In these workshops - held before each experiment flight to the Space Station - students and teachers work beside scientists from the University of California, Irvine, other universities, and NASA. They prepare, freeze and seal biological solutions in small tubes.
Just before launch, scientists place the samples in the Enhanced Gaseous Nitrogen Dewar - a thermos-like container - that has an absorbent inner liner saturated with liquid nitrogen. After Space Shuttle Atlantis docks with the Space Station during the STS-110 mission in April, the crew will move the dewar to the Station. After about 10 days, when the nitrogen has evaporated and thawing is complete, the biological solutions will begin to form crystals.
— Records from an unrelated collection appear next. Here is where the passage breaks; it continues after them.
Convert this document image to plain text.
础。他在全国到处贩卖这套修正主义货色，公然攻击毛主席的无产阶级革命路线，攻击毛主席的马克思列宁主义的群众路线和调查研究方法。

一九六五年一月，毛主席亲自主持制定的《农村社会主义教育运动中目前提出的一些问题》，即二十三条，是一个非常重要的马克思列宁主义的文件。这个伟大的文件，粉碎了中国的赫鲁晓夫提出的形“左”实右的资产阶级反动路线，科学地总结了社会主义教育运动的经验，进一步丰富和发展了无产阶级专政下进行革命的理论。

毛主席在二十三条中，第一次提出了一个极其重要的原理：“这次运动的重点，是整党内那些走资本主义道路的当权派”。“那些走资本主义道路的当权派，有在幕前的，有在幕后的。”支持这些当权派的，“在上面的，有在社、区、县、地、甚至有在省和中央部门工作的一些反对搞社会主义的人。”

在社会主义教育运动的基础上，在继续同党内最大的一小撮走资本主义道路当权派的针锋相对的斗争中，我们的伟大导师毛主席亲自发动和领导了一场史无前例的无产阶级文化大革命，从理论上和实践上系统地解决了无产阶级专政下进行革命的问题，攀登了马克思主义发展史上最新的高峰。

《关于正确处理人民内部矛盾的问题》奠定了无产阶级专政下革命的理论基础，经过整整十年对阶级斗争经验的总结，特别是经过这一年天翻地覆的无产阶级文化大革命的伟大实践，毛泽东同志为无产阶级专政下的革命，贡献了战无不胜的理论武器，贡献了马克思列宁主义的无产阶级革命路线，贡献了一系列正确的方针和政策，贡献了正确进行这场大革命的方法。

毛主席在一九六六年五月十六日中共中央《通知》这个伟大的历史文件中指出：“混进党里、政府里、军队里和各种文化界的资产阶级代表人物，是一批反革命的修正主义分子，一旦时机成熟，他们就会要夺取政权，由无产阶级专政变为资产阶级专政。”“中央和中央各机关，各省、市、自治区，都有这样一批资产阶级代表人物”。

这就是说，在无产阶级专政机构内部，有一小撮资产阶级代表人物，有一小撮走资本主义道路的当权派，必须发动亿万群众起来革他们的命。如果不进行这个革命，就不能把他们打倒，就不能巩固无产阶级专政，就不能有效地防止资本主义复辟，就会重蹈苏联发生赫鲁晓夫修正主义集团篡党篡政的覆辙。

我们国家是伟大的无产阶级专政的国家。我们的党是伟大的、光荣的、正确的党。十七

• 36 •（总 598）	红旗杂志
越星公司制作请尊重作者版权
Students can view photos of some crystals grown during NASA workshops on a special Web site designed by Anna Holmes, a NASA scientist who conducts workshops at the University of Alabama in Huntsville. When the crystals grown in space are returned, McPherson and other biochemists will study them.
Often, higher quality crystals can be grown in the low-gravity environment created as spacecraft circle Earth. Scientists use the crystals to map the structure of biological macromolecules - the building blocks that make up proteins, viruses and other substances that perform critical functions in our bodies and in animals and plants.
Preliminary results from the first crystals grown during the Enhanced Gaseous Nitrogen Dewar's first flight were encouraging," said Ron Porter, head of science planning for NASA's Macromolecular Biotechnology Program at the Marshall Center. Over the course of three flights, more than 800 biological samples were delivered to the Station where crystals formed in microgravity over 40-day periods."
The longer duration growth that is possible aboard the Space Station may enhance the quality of some crystals. Crystals grown on the Station in the fall of 2001 produced the highest quality thaumatin crystals ever grown on Earth or in space.
Thaumatin is a protein from the African Serendipity berry or Thaumatocccus danielli and is valued for its intensely sweet taste. High quality crystals also were grown of pea lectin, glucose isomerase, concanavalin and lactalbumin, important industrial enzymes, as well as Bence-Jones protein, a protein used in anti-cancer therapeutic strategies.
Knowledge of the precise three-dimensional molecular structure is an important tool for biochemists designing medicines. Scientists from academia and industry are using several other facilities on board the Space Station to grow biological crystals. The dewar is a relatively low-cost program that allows scientists to grow hundreds of crystals and to study optimum crystal growth conditions on the Station.
On three previous Space Station missions, 445 teachers and students have participated in the experiment and sent samples to the Space Station. This education activity and the Enhanced Gaseous Nitrogen Dewar experiment are sponsored by the Macromolecular Biotechnology Program at the Marshall Center and the Office of Biological and Physical Research at NASA Headquarters in Washington, D.C.